Alfa Romeo biggest surprise in testing – Russell
George Russell believes that Alfa Romeo was the biggest surprise in pre-season testing, following the teams difficult 2020. Last season, both Kimi Raikkonen and Antonio Giovinazzi struggled to make an impression in the midfield partly because of the settlement between Ferrari and the FIA over the 2019 engine.
In Bahrain last week, Alfa Romeo showed signs of a step forward with Raikkonen ending the final day fourth fastest. The team are still expected to be battling this season with the Swiss team as well as Haas.
Speaking about Alfa’s performance on the final day of testing, Russell said, “Kimi looked very, very fast. I have to give him credit. Although I need to look deeper into the data, I would say at the moment they look like the most surprising team. I can’t honestly tell you where I think we are in comparison, but on the face of things, Kimi looked very fast.”
The C41 looks to be a sign of being a step forward and with Giovinazzi appearing upbeat about the progress the team has made going into the new season. He told Motorsport.com, “I am happy with the work done in Sakhir. Although they are still tests, I believe that the first impression with the car is still important.”
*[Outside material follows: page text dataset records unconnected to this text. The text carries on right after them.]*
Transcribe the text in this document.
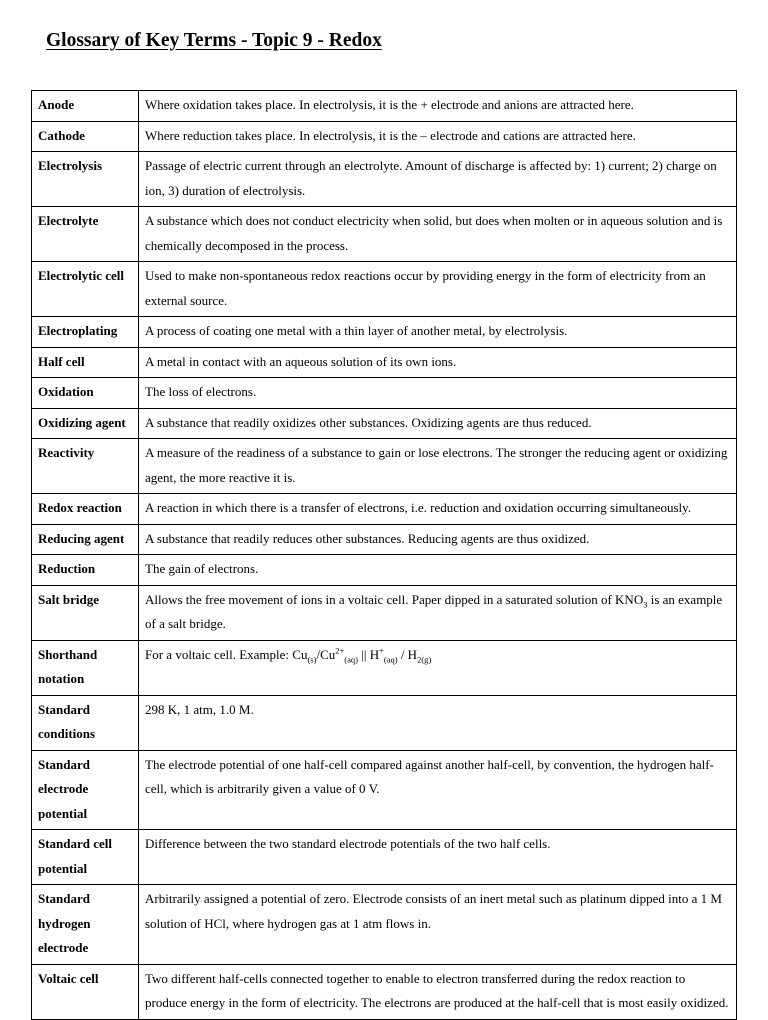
Glossary of Key Terms - Topic 9 - Redox
Anode	Where oxidation takes place. In electrolysis, it is the + electrode and anions are attracted here.
Cathode	Where reduction takes place. In electrolysis, it is the – electrode and cations are attracted here.
Electrolysis	Passage of electric current through an electrolyte. Amount of discharge is affected by: 1) current; 2) charge on ion, 3) duration of electrolysis.
Electrolyte	A substance which does not conduct electricity when solid, but does when molten or in aqueous solution and is chemically decomposed in the process.
Electrolytic cell	Used to make non-spontaneous redox reactions occur by providing energy in the form of electricity from an external source.
Electroplating	A process of coating one metal with a thin layer of another metal, by electrolysis.
Half cell	A metal in contact with an aqueous solution of its own ions.
Oxidation	The loss of electrons.
Oxidizing agent	A substance that readily oxidizes other substances. Oxidizing agents are thus reduced.
Reactivity	A measure of the readiness of a substance to gain or lose electrons. The stronger the reducing agent or oxidizing agent, the more reactive it is.
Redox reaction	A reaction in which there is a transfer of electrons, i.e. reduction and oxidation occurring simultaneously.
Reducing agent	A substance that readily reduces other substances. Reducing agents are thus oxidized.
Reduction	The gain of electrons.
Salt bridge	Allows the free movement of ions in a voltaic cell. Paper dipped in a saturated solution of $KNO_3$ is an example of a salt bridge.
Shorthand notation	For a voltaic cell. Example: $Cu_{(s)}/Cu^{2+}_{(aq)}$ || $H^+_{(aq)} / H_{2(g)}$
Standard conditions	298 K, 1 atm, 1.0 M.
Standard electrode potential	The electrode potential of one half-cell compared against another half-cell, by convention, the hydrogen half-cell, which is arbitrarily given a value of 0 V.
Standard cell potential	Difference between the two standard electrode potentials of the two half cells.
Standard hydrogen electrode	Arbitrarily assigned a potential of zero. Electrode consists of an inert metal such as platinum dipped into a 1 M solution of HCl, where hydrogen gas at 1 atm flows in.
Voltaic cell	Two different half-cells connected together to enable to electron transferred during the redox reaction to produce energy in the form of electricity. The electrons are produced at the half-cell that is most easily oxidized.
“Despite the difficult conditions with the wind and sand on the first day, I never had any particular problems. In fact, even in the tricky conditions, the car proved to be stable and you could drive it with pleasure. I would say that this is a well-born project, and we can be satisfied with the work of preparing for the season.”
All of the teams have been working to recover lost downforce following a ten per cent cut in downforce, Giovinazzi said these changes had made the car better. Saying “The front of the car is more responsive, especially in the low-speed sections, and in general the feeling is positive in all types of corners.”